Village in Gloucestershire, England

Tredington is a village and former civil parish, now in the parish of Stoke Orchard near Tewkesbury, in the Tewkesbury district, in the county of Gloucestershire, England. The village has a church and a school. In 1931 the parish had a population of 92.

The little church of St John the Baptist in Tredington is known for its wooden tower, a twelfth-century architectural plan, medieval stone benches, and the fossil of an ichthyosaurus displayed upon the floor of its porch. The steps, base and shaft of the churchyard cross are fourteenth century; the cross is modern.

==History==
The village was a member of the Confraternity of Burton Lazars, a mediaeval order devoted to the care of lepers, near Melton Mowbray. The father of the musician Thomas Tomkins was incumbent of the church from 1594 to 1609.

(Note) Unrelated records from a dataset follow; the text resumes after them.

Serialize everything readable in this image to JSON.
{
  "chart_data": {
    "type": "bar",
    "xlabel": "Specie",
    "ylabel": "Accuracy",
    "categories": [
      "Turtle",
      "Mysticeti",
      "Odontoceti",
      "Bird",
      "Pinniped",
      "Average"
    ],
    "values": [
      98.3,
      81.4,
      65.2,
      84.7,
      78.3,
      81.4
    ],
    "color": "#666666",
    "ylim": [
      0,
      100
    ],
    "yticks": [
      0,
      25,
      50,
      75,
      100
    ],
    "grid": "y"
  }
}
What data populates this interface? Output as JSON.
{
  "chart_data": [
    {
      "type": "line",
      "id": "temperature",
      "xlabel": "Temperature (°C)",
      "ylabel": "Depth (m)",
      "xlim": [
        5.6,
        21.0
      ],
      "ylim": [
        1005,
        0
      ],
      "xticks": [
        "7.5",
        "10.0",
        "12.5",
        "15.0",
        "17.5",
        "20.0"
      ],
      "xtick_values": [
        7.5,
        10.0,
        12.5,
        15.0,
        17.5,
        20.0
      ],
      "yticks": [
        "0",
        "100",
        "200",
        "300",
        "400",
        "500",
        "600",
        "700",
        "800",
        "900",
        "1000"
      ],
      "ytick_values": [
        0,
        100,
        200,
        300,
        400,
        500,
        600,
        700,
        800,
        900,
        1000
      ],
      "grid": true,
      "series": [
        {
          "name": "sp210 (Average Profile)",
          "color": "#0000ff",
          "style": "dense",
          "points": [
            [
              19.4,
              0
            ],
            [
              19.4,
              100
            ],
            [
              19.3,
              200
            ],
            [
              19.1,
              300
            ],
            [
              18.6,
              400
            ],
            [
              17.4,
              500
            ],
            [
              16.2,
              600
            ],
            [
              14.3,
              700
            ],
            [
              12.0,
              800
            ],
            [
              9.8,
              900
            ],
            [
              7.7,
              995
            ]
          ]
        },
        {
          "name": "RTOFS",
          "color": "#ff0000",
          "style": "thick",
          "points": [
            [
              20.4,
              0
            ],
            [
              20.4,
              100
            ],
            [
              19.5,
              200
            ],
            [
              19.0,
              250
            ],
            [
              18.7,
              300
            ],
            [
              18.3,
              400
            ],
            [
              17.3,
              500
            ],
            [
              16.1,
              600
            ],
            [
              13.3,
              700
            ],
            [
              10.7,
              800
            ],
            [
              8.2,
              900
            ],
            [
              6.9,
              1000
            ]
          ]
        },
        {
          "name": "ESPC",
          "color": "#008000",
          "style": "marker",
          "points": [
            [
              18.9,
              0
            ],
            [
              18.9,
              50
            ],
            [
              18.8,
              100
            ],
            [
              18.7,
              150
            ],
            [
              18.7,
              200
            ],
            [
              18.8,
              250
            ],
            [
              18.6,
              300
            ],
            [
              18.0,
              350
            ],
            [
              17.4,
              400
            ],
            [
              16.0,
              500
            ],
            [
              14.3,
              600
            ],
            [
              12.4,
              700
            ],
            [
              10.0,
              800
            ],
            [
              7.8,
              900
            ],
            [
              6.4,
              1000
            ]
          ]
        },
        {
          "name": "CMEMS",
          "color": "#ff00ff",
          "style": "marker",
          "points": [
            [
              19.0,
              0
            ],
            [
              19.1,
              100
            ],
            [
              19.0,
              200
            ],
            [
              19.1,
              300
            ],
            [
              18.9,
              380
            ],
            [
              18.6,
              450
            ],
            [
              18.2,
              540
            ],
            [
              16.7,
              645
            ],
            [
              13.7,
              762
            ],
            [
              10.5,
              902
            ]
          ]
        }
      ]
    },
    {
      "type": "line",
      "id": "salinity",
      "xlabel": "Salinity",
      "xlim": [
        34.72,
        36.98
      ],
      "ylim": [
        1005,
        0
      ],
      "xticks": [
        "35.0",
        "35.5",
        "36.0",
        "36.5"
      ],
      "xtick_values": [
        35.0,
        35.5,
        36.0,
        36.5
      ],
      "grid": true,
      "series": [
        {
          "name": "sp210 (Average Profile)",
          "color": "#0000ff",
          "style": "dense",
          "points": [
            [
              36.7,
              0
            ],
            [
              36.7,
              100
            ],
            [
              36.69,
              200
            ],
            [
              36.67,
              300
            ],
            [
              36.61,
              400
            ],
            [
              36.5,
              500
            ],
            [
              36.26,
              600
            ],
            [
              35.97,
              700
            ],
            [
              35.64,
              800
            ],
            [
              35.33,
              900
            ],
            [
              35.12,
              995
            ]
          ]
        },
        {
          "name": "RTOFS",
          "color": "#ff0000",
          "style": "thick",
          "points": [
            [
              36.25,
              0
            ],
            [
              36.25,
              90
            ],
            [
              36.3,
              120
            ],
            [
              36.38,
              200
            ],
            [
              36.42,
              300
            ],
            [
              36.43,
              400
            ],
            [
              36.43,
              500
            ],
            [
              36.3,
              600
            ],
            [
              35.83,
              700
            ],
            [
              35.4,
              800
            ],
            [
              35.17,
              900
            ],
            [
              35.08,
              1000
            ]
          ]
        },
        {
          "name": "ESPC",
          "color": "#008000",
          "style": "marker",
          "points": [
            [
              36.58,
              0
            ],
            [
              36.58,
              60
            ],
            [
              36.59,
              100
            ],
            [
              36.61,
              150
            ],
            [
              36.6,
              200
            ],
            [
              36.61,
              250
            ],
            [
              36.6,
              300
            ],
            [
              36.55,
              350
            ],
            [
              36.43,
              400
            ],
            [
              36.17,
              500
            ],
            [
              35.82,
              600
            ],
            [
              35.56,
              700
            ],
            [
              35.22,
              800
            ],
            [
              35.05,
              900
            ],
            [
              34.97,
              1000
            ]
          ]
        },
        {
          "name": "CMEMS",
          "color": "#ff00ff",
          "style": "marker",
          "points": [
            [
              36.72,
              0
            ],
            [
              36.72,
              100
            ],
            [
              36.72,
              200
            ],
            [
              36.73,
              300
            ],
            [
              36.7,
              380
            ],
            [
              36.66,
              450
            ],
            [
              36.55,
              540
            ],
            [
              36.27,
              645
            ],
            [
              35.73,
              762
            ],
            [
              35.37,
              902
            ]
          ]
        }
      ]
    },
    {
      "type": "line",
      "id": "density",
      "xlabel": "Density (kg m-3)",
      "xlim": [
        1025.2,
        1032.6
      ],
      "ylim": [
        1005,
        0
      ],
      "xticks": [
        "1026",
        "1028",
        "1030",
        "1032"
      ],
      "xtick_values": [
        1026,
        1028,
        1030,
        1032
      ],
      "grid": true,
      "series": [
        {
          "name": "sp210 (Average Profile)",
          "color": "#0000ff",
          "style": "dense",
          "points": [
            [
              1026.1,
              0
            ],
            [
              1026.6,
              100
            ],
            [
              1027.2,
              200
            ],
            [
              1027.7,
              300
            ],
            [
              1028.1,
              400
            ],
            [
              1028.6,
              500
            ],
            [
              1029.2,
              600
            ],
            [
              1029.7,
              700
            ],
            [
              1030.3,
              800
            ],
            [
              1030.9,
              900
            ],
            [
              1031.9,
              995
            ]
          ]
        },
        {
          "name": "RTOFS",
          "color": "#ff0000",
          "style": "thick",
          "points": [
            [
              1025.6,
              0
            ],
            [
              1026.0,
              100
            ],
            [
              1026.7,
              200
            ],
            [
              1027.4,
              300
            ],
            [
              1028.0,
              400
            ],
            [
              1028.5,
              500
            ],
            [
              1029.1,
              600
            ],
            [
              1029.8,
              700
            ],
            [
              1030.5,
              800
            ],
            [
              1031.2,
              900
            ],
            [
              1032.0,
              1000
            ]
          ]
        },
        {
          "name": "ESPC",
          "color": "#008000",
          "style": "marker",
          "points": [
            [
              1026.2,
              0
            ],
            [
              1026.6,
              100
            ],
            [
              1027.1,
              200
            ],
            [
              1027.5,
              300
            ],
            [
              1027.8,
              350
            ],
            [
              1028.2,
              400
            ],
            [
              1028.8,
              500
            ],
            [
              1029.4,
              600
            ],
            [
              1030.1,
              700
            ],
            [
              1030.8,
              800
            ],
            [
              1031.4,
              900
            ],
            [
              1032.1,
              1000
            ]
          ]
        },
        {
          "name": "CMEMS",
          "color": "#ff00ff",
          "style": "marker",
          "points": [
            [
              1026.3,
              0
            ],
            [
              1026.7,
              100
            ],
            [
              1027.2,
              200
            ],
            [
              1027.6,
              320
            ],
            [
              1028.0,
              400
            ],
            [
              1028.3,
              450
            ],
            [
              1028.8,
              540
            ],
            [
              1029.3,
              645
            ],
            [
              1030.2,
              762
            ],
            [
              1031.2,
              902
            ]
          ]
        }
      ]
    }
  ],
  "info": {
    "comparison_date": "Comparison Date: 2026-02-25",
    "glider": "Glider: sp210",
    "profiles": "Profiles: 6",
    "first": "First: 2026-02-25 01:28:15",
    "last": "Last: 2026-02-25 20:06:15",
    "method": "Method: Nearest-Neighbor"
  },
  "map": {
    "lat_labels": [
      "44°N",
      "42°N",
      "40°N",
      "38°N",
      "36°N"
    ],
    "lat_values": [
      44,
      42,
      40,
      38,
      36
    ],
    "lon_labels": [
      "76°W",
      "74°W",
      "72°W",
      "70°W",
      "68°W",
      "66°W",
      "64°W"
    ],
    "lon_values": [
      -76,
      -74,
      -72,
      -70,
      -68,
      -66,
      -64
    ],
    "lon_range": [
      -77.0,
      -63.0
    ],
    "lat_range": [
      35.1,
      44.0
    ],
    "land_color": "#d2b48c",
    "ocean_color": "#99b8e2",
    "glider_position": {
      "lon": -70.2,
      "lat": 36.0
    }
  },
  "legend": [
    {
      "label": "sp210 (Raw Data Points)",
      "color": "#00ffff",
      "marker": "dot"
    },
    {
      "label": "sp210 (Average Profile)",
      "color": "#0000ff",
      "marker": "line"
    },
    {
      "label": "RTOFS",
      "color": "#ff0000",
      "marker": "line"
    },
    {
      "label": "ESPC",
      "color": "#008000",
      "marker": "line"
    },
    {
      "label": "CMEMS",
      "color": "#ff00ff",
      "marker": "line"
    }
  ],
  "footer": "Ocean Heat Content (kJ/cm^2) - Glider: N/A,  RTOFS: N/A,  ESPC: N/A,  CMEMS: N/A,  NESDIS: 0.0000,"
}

On 1 April 1935 the parish of Tredington was merged with Stoke Orchard, part also went to Tewkesbury.

==Education==
The village school opened in 1880, and is located halfway between Tredington and Stoke Orchard in order to serve both communities. Tredington Primary School, as it is now known, is a small community school serving the villages of Tredington, Stoke Orchard, Elmstone-Hardwicke, Walton Cardiff, Uckington and Bishop's Cleeve. In 2005 it had 61 students aged 4–11. On 1 September 2020, the school converted to academy status and became part of the Gloucestershire Learning Alliance. Since then, the school has benefited from wider funding provision from GLA and modern EYFS phonics practices supported via Mangotsfield School English Hub. The school received a strong 'Good' report from the most recent OFSTED inspection.
Most children leaving this school move on to Cleeve School in Bishop's Cleeve, an establishment with a larger population (over 1000 pupils) than the villages served by Tredington School.